A solution resistant to symmetry: being lazy
Symmetry makes the problem hard, so it would be most interesting to find a solution that works in the most symmetric interpretation of the problem. We now assume that infinite plane is not labeled with coordinates so that every point is like every other, that there is no notion of north so that every direction looks like every other, that there are no clocks so that every moment in time seems like every other, still that the paratroopers are not labeled on the device so that each paratrooper appears the same as the others, and even that the paratroopers cannot tell up from down, so that those two vertical directions are indistinguishable from each other.
For this strategy, the paratroopers agree ahead of time on how to calculate the meeting point: They try to be as lazy as possible, and choose the point that minimizes the total distance walked by all three of them combined.
If the paratroopers are collinear, the optimal meeting point turns out to be the location of the middle paratrooper.
If they form a triangle where the angle at one of the vertices measures 120 degrees or more, the optimal meeting point is that vertex.
And, if they form a triangle where all degree measures are less than 120 degrees, then the optimal meeting point has the property that if you stand there and look outwards, the paratroopers will each be 120 degrees apart in your field of vision.
There are some beautiful short proofs that for any three points there is a unique optimal meeting point, and that point is as described above. I will skip proving this for now.
My favorite way to find this special point is to draw a map on a sturdy piece of cardboard, cut holes where each of the paratroopers is, and put a string through each hole. Below the cardboard, attach an identical weight to each of the three strings. Above the cardboard, tie the three loose ends of string together. Hold the cardboard level, and let the strings go. The knot will settle on the point that shall be their meeting point, with the strings showing the path that each should walk.

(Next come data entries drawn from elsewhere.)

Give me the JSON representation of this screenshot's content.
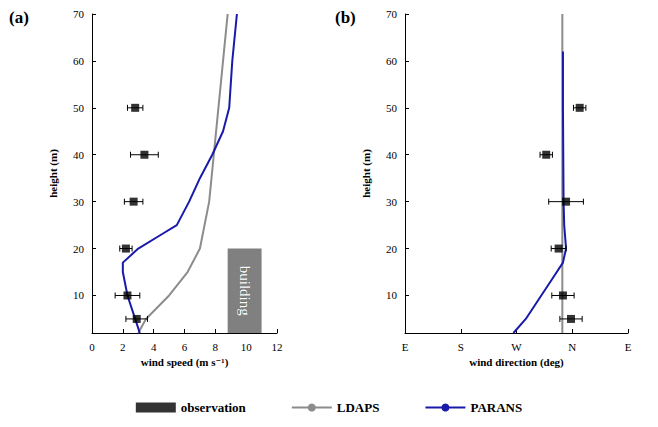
{
  "chart_data": [
    {
      "type": "line",
      "title": "(a)",
      "x_label": "wind speed (m s⁻¹)",
      "y_label": "height (m)",
      "xlim": [
        0,
        12
      ],
      "xticks": [
        0,
        2,
        4,
        6,
        8,
        10,
        12
      ],
      "ylim": [
        2,
        70
      ],
      "yticks": [
        10,
        20,
        30,
        40,
        50,
        60,
        70
      ],
      "grid": false,
      "legend": "bottom",
      "series": [
        {
          "name": "observation",
          "type": "scatter",
          "marker": "square",
          "color": "#000000",
          "x": [
            2.9,
            2.3,
            2.2,
            2.7,
            3.4,
            2.8
          ],
          "y": [
            5,
            10,
            20,
            30,
            40,
            50
          ],
          "x_error": [
            0.7,
            0.8,
            0.4,
            0.6,
            0.9,
            0.5
          ]
        },
        {
          "name": "LDAPS",
          "type": "line",
          "line_style": "solid",
          "color": "#8c8c8c",
          "x": [
            3.0,
            3.5,
            5.0,
            6.2,
            7.0,
            7.6,
            7.9,
            8.2,
            8.5,
            8.8
          ],
          "y": [
            2,
            5,
            10,
            15,
            20,
            30,
            40,
            50,
            60,
            70
          ]
        },
        {
          "name": "PARANS",
          "type": "line",
          "line_style": "solid",
          "color": "#1a1aaa",
          "x": [
            3.1,
            2.8,
            2.3,
            2.0,
            2.0,
            3.0,
            4.5,
            5.5,
            6.3,
            7.0,
            7.8,
            8.5,
            8.9,
            9.0,
            9.1,
            9.4
          ],
          "y": [
            2,
            5,
            10,
            15,
            17,
            20,
            23,
            25,
            30,
            35,
            40,
            45,
            50,
            55,
            60,
            70
          ]
        }
      ],
      "annotations": [
        {
          "text": "building",
          "x": [
            8.8,
            11
          ],
          "y": [
            2,
            20
          ],
          "color": "#808080"
        }
      ]
    },
    {
      "type": "line",
      "title": "(b)",
      "x_label": "wind direction (deg)",
      "y_label": "height (m)",
      "xlim": [
        90,
        450
      ],
      "xticks": [
        {
          "value": 90,
          "label": "E"
        },
        {
          "value": 180,
          "label": "S"
        },
        {
          "value": 270,
          "label": "W"
        },
        {
          "value": 360,
          "label": "N"
        },
        {
          "value": 450,
          "label": "E"
        }
      ],
      "ylim": [
        2,
        70
      ],
      "yticks": [
        10,
        20,
        30,
        40,
        50,
        60,
        70
      ],
      "grid": false,
      "series": [
        {
          "name": "observation",
          "type": "scatter",
          "marker": "square",
          "color": "#000000",
          "x": [
            358,
            345,
            338,
            350,
            318,
            372
          ],
          "y": [
            5,
            10,
            20,
            30,
            40,
            50
          ],
          "x_error": [
            18,
            18,
            12,
            28,
            10,
            10
          ]
        },
        {
          "name": "LDAPS",
          "type": "line",
          "line_style": "solid",
          "color": "#8c8c8c",
          "x": [
            344,
            344
          ],
          "y": [
            2,
            70
          ]
        },
        {
          "name": "PARANS",
          "type": "line",
          "line_style": "solid",
          "color": "#1a1aaa",
          "x": [
            265,
            285,
            310,
            330,
            345,
            350,
            347,
            346,
            345,
            345
          ],
          "y": [
            2,
            5,
            10,
            14,
            17,
            20,
            25,
            30,
            50,
            62
          ]
        }
      ]
    }
  ]
}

What makes this strategy work is that it doesn't matter if a paratrooper uses their device after another paratrooper starts moving. As long as each paratrooper stays on a straight-line path to their meeting place, the optimal meeting location, as calculated above, does not change. This sort of makes sense; if the optimal meeting location were to change when you started moving, it means that you probably have not been moving in a very optimal way. We can formally prove this.
Theorem. Let \(P_1, P_2, P_3\) be the locations of the three paratroopers at some point in time. Let \(O\) be the unique optimal meeting point such that minimizes the sum of the distances \(P_1 O + P_2 O + P_3 O\). Let \(P_1', P_2', P_3'\) be the locations of the paratroopers some time later, after some or all of them have started walking toward \(O\). Then \(O\) is still the unique optimal meeting point based on their new locations.

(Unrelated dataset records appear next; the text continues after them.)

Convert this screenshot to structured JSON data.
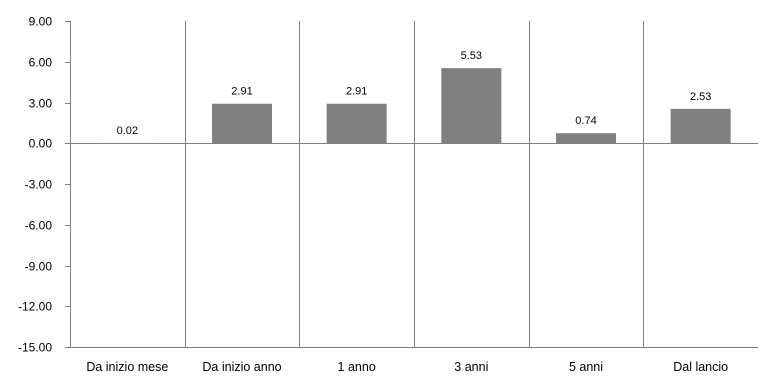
{
  "chart_data": {
    "type": "bar",
    "title": "",
    "xlabel": "",
    "ylabel": "",
    "categories": [
      "Da inizio mese",
      "Da inizio anno",
      "1 anno",
      "3 anni",
      "5 anni",
      "Dal lancio"
    ],
    "values": [
      0.02,
      2.91,
      2.91,
      5.53,
      0.74,
      2.53
    ],
    "value_labels": [
      "0.02",
      "2.91",
      "2.91",
      "5.53",
      "0.74",
      "2.53"
    ],
    "ylim": [
      -15,
      9
    ],
    "yticks": [
      9,
      6,
      3,
      0,
      -3,
      -6,
      -9,
      -12,
      -15
    ],
    "ytick_labels": [
      "9.00",
      "6.00",
      "3.00",
      "0.00",
      "-3.00",
      "-6.00",
      "-9.00",
      "-12.00",
      "-15.00"
    ],
    "grid": false,
    "category_separators": true,
    "legend": "none",
    "colors": {
      "bar": "#808080",
      "axis": "#808080",
      "separator": "#808080",
      "text": "#000000"
    }
  }
}
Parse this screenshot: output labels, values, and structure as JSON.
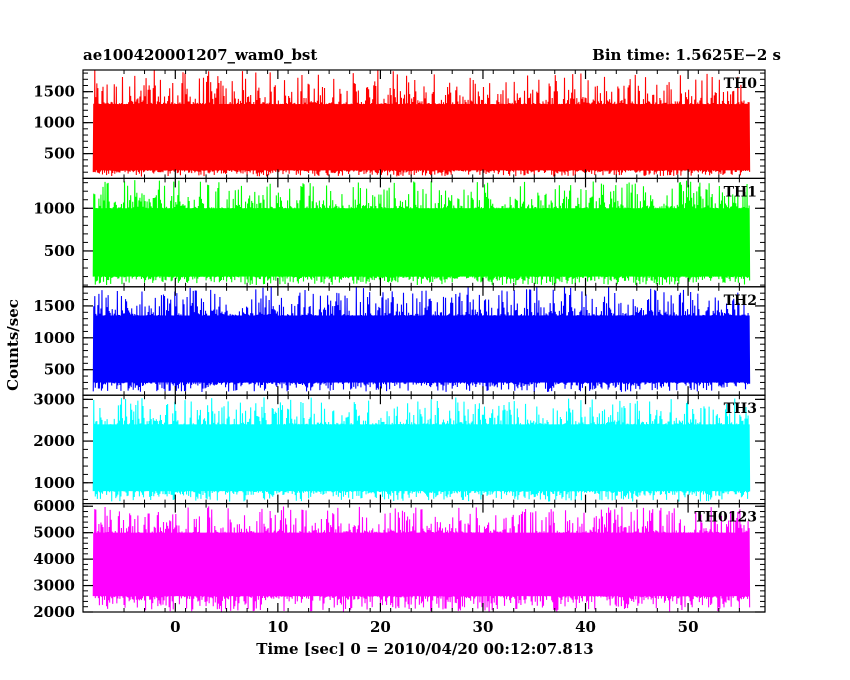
{
  "header": {
    "left_title": "ae100420001207_wam0_bst",
    "right_title": "Bin time: 1.5625E−2 s"
  },
  "y_axis_label": "Counts/sec",
  "x_axis_label": "Time [sec] 0 = 2010/04/20 00:12:07.813",
  "chart_data": {
    "type": "line",
    "title": "ae100420001207_wam0_bst",
    "subtitle": "Bin time: 1.5625E−2 s",
    "xlabel": "Time [sec] 0 = 2010/04/20 00:12:07.813",
    "ylabel": "Counts/sec",
    "xlim": [
      -9,
      57.5
    ],
    "x_ticks": [
      0,
      10,
      20,
      30,
      40,
      50
    ],
    "x_tick_labels": [
      "0",
      "10",
      "20",
      "30",
      "40",
      "50"
    ],
    "data_range_x": [
      -8,
      56
    ],
    "panels": [
      {
        "name": "TH0",
        "color": "#ff0000",
        "ylim": [
          100,
          1850
        ],
        "y_ticks": [
          500,
          1000,
          1500
        ],
        "y_tick_labels": [
          "500",
          "1000",
          "1500"
        ],
        "typical_range": [
          230,
          1300
        ],
        "min": 130,
        "max": 1850
      },
      {
        "name": "TH1",
        "color": "#00ff00",
        "ylim": [
          80,
          1350
        ],
        "y_ticks": [
          500,
          1000
        ],
        "y_tick_labels": [
          "500",
          "1000"
        ],
        "typical_range": [
          200,
          1000
        ],
        "min": 100,
        "max": 1330
      },
      {
        "name": "TH2",
        "color": "#0000ff",
        "ylim": [
          100,
          1800
        ],
        "y_ticks": [
          500,
          1000,
          1500
        ],
        "y_tick_labels": [
          "500",
          "1000",
          "1500"
        ],
        "typical_range": [
          300,
          1350
        ],
        "min": 150,
        "max": 1800
      },
      {
        "name": "TH3",
        "color": "#00ffff",
        "ylim": [
          500,
          3100
        ],
        "y_ticks": [
          1000,
          2000,
          3000
        ],
        "y_tick_labels": [
          "1000",
          "2000",
          "3000"
        ],
        "typical_range": [
          800,
          2400
        ],
        "min": 550,
        "max": 3050
      },
      {
        "name": "TH0123",
        "color": "#ff00ff",
        "ylim": [
          2000,
          6100
        ],
        "y_ticks": [
          2000,
          3000,
          4000,
          5000,
          6000
        ],
        "y_tick_labels": [
          "2000",
          "3000",
          "4000",
          "5000",
          "6000"
        ],
        "typical_range": [
          2600,
          5000
        ],
        "min": 2000,
        "max": 6000
      }
    ]
  }
}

Proof. Let \(O'\) be any point in the plane that minimizes the distance \(P_1' + P_2' + P_3'\). We will show that \(O' = O\).
We are basically about to show that \(O'\) would have been a good point to have chosen the first time around; by the triangle inequality, \[\begin{align*} P_1 O' + P_2 O' + P_3 O' &\leq (P_1 P_1' + P_1' O') + (P_2 P_2' + P_2' O') + (P_1 P_2' + P_2' O') \\ &= (P_1 P_1' + P_2 P_2' + P_3 P_3') + (P_1' O' + P_2' O' + P_3' O') \\ &\leq (P_1 P_1' + P_2 P_2' + P_3 P_3') + (P_1' O + P_2' O + P_3' O) \\ &= P_1 O + P_2 O + P_3 O. \end{align*}\] For the last equality, we used that \(P_1', P_2', P_3'\) are points on the line segments \(\overline{P_1 O}, \overline{P_2 O}, \overline{P_3 O}\), respectively.
This inequality says that choosing \(O'\) as the meeting point would have been just as good as \(O\) (in terms of total distance walked). But, since \(O\) was the unique point that minimized the total distance walked, this can only happen if \(O = O'\). \(\square\)
This strategy works in many cases even when there are more than three paratroopers. When there are four paratroopers, it works except when the four paratroopers have the misfortune of starting out all colinear.